PERRY: I had huge fun inventing an origin legend that would predate Maturin's "Melmoth" and the Balzac novel, which was a kind of sequel to Maturin's. So I invented the legend of a woman who was among the company of women that saw the risen Christ, but she denied it. And because of her denial, she is cursed to wonder the Earth kind of bearing witness. And, of course, the key difference is that she is female.

SIMON: Yeah. I wrote down a note of the way Helen lives in Prague - the uncovered mattress, the unheated room, the bitter tea. You begin to wonder early in the book, what's she trying to atone for?

PERRY: Yes. So I've always felt that one of the things I liked best in novels is a kind of whodunit or who-did-what quality? And so I wanted the reader to be very clear that this woman is punishing herself for something that she's done and to keep them intrigued and wanting to find out what on Earth could have caused her to try and atone for her sins in this way.

SIMON: Is your Melmoth a monster, a witch or a witness?

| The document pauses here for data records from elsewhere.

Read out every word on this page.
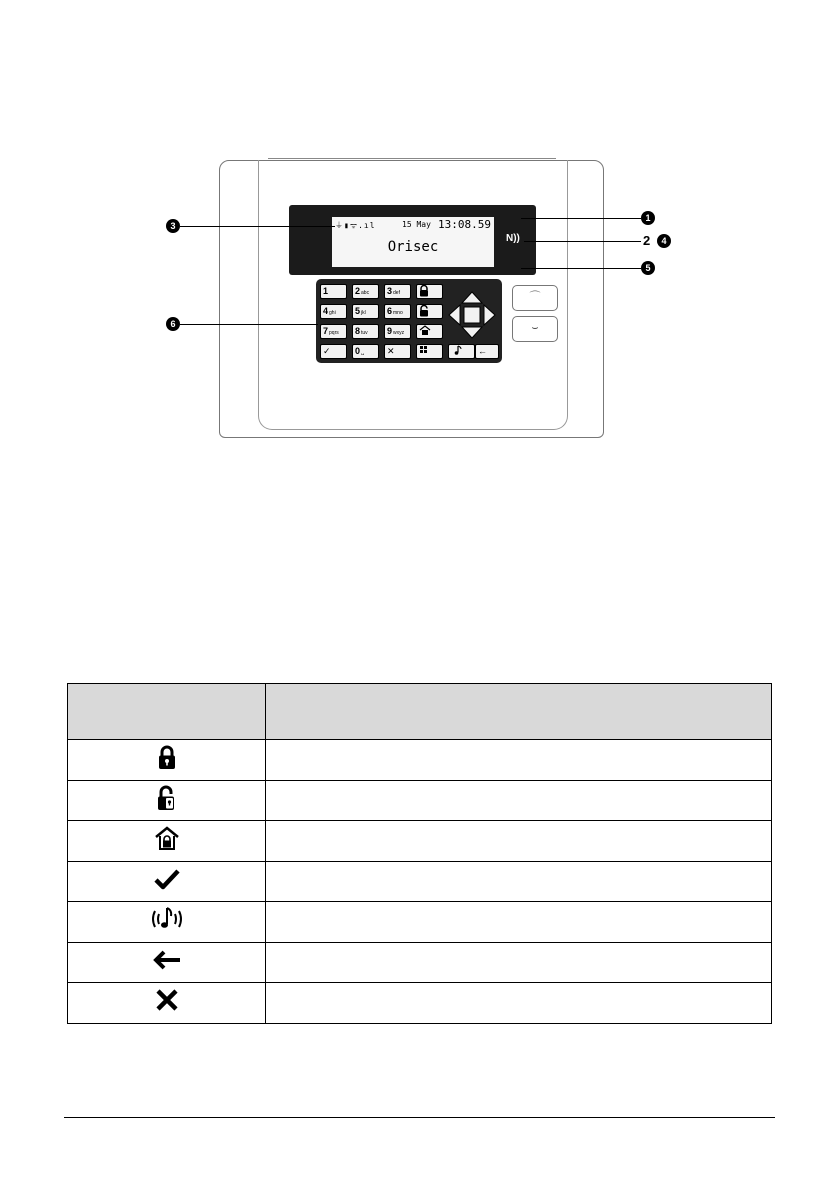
⏚▮ᯤ.ıl	15 May 13:08.59
Orisec
N))
1	2abc	3def
4ghi	5jkl	6mno
7pqrs	8tuv	9wxyz
✓	0␣	✕	←
⌒
⌣
1
2	4
3
5
6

PERRY: I think of her as mostly a witness. But I often call her a monster, which is slightly unfair because she's been made monstrous by her loneliness and by her curse. I was really influenced by Frankenstein, actually, and by the fact that we talk about Frankenstein's creature as being a monster. And we forget that he was born innocent and that he was made monstrous by the cruelty of other people. So I'm really interested in at what point we start to think of people as being absolutely monstrous instead of objects of kind of pity and compassion.

SIMON: She appears - Melmoth - at what I'll call transcendent and tragic moments - the Holocaust, the Armenian genocide and personal tragedies. I think all of us could call up on a screen now - and just in the regular course of following the news - see an hour worth of tragedy and worse. Are we all becoming Melmoths?

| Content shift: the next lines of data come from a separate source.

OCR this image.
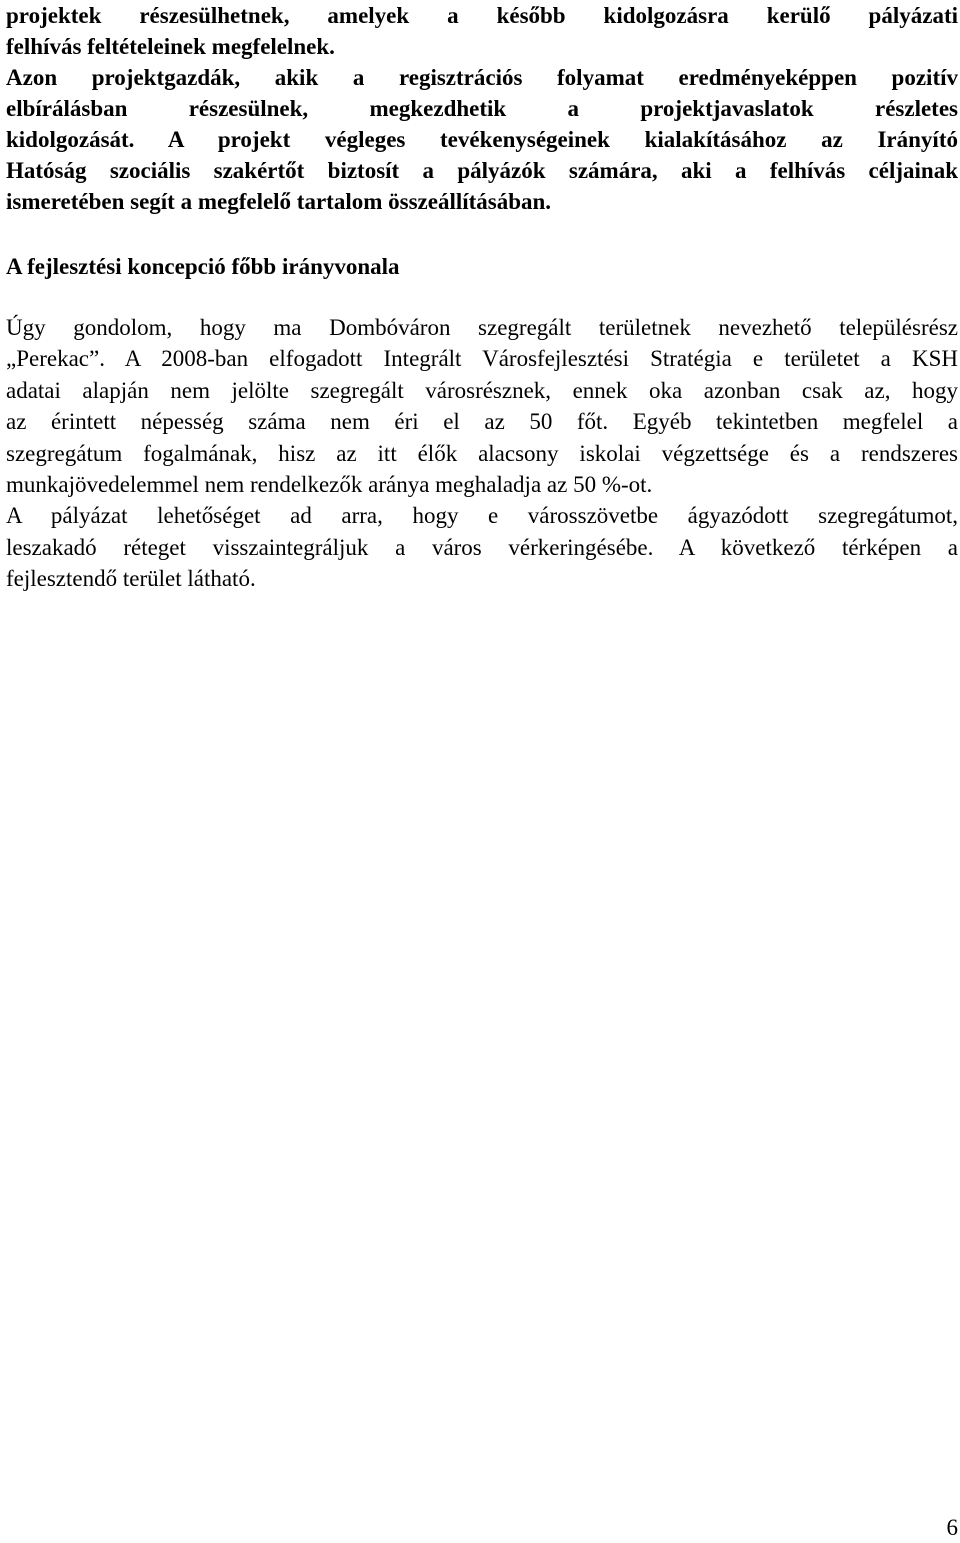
projektek részesülhetnek, amelyek a később kidolgozásra kerülő pályázati
felhívás feltételeinek megfelelnek.
Azon projektgazdák, akik a regisztrációs folyamat eredményeképpen pozitív
elbírálásban részesülnek, megkezdhetik a projektjavaslatok részletes
kidolgozását. A projekt végleges tevékenységeinek kialakításához az Irányító
Hatóság szociális szakértőt biztosít a pályázók számára, aki a felhívás céljainak
ismeretében segít a megfelelő tartalom összeállításában.
A fejlesztési koncepció főbb irányvonala
Úgy gondolom, hogy ma Dombóváron szegregált területnek nevezhető településrész
„Perekac”. A 2008-ban elfogadott Integrált Városfejlesztési Stratégia e területet a KSH
adatai alapján nem jelölte szegregált városrésznek, ennek oka azonban csak az, hogy
az érintett népesség száma nem éri el az 50 főt. Egyéb tekintetben megfelel a
szegregátum fogalmának, hisz az itt élők alacsony iskolai végzettsége és a rendszeres
munkajövedelemmel nem rendelkezők aránya meghaladja az 50 %-ot.
A pályázat lehetőséget ad arra, hogy e városszövetbe ágyazódott szegregátumot,
leszakadó réteget visszaintegráljuk a város vérkeringésébe. A következő térképen a
fejlesztendő terület látható.
6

PERRY: I think that's almost something that I wanted the book to ask people. And I wrote the book at a time when I could hardly bear to watch the news - didn't want to open my Twitter account because I would be confronted with, you know, toddlers who had drowned on the shores of the Mediterranean while they were escaping ISIS, terrible sights all over the world, and I didn't want to look. And I began to feel that actually we have a moral obligation to bear witness. And so I think there's a quality to Melmoth I think all of us perhaps share, bearing witness to what's going on in the world around us.

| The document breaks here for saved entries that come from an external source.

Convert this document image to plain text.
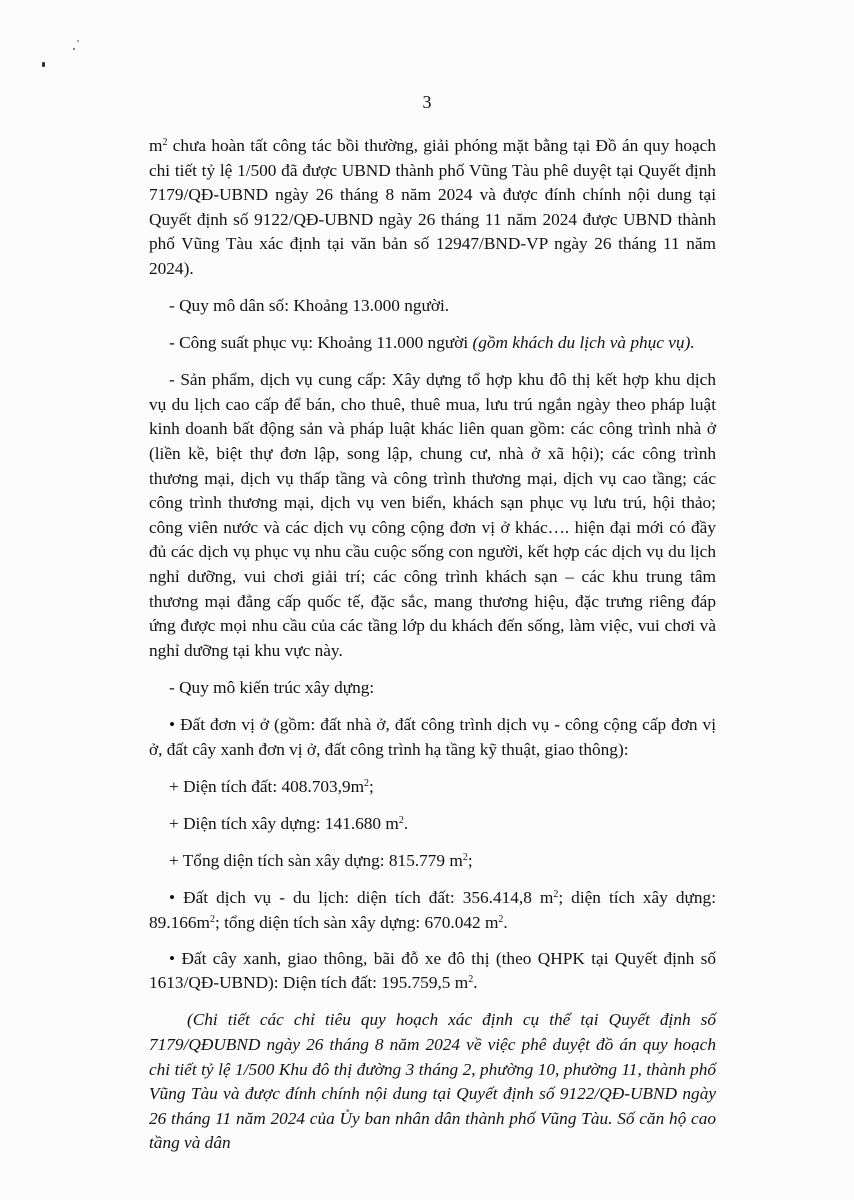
3

$m^2$ chưa hoàn tất công tác bồi thường, giải phóng mặt bằng tại Đồ án quy hoạch chi tiết tỷ lệ 1/500 đã được UBND thành phố Vũng Tàu phê duyệt tại Quyết định 7179/QĐ-UBND ngày 26 tháng 8 năm 2024 và được đính chính nội dung tại Quyết định số 9122/QĐ-UBND ngày 26 tháng 11 năm 2024 được UBND thành phố Vũng Tàu xác định tại văn bản số 12947/BND-VP ngày 26 tháng 11 năm 2024).

- Quy mô dân số: Khoảng 13.000 người.

- Công suất phục vụ: Khoảng 11.000 người (gồm khách du lịch và phục vụ).

- Sản phẩm, dịch vụ cung cấp: Xây dựng tổ hợp khu đô thị kết hợp khu dịch vụ du lịch cao cấp để bán, cho thuê, thuê mua, lưu trú ngắn ngày theo pháp luật kinh doanh bất động sản và pháp luật khác liên quan gồm: các công trình nhà ở (liền kề, biệt thự đơn lập, song lập, chung cư, nhà ở xã hội); các công trình thương mại, dịch vụ thấp tầng và công trình thương mại, dịch vụ cao tầng; các công trình thương mại, dịch vụ ven biển, khách sạn phục vụ lưu trú, hội thảo; công viên nước và các dịch vụ công cộng đơn vị ở khác…. hiện đại mới có đầy đủ các dịch vụ phục vụ nhu cầu cuộc sống con người, kết hợp các dịch vụ du lịch nghỉ dưỡng, vui chơi giải trí; các công trình khách sạn – các khu trung tâm thương mại đẳng cấp quốc tế, đặc sắc, mang thương hiệu, đặc trưng riêng đáp ứng được mọi nhu cầu của các tầng lớp du khách đến sống, làm việc, vui chơi và nghỉ dưỡng tại khu vực này.

- Quy mô kiến trúc xây dựng:

• Đất đơn vị ở (gồm: đất nhà ở, đất công trình dịch vụ - công cộng cấp đơn vị ở, đất cây xanh đơn vị ở, đất công trình hạ tầng kỹ thuật, giao thông):

+ Diện tích đất: $408.703,9m^2$;

+ Diện tích xây dựng: 141.680 $m^2$.

+ Tổng diện tích sàn xây dựng: 815.779 $m^2$;

• Đất dịch vụ - du lịch: diện tích đất: 356.414,8 $m^2$; diện tích xây dựng: $89.166m^2$; tổng diện tích sàn xây dựng: 670.042 $m^2$.

• Đất cây xanh, giao thông, bãi đỗ xe đô thị (theo QHPK tại Quyết định số 1613/QĐ-UBND): Diện tích đất: 195.759,5 $m^2$.

(Chi tiết các chỉ tiêu quy hoạch xác định cụ thể tại Quyết định số 7179/QĐUBND ngày 26 tháng 8 năm 2024 về việc phê duyệt đồ án quy hoạch chi tiết tỷ lệ 1/500 Khu đô thị đường 3 tháng 2, phường 10, phường 11, thành phố Vũng Tàu và được đính chính nội dung tại Quyết định số 9122/QĐ-UBND ngày 26 tháng 11 năm 2024 của Ủy ban nhân dân thành phố Vũng Tàu. Số căn hộ cao tầng và dân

SIMON: A distinctly literary question...

PERRY: (Laughter).

SIMON: Can Melmoth - your character - ever be happy?

PERRY: No. I don't think so. I think if you are constantly exposed to these things in the way she has been for 2,000 years, watching what is most distressing and wicked, I think happiness is probably beyond her grasp. But maybe there are things that are more important than happiness. And maybe if you have to sacrifice that in order to be engaged with what's going on and to live a compassionate life, maybe that's an acceptable trade to make. I don't know.

And I think Melmoth's main role is to force people into a confrontation with themselves and with what they have done so that, at that moment of confrontation, they must choose. And they can either choose that there is the possibility of hope and redemption and happiness, or they can give up. And they can take her hand. And they can go with her. So if she's not able to be happy herself, she may at least be the catalyst for others achieving a kind of contentment, I hope.

SIMON: Sarah Perry - her book, "Melmoth" - thanks so much for being with us.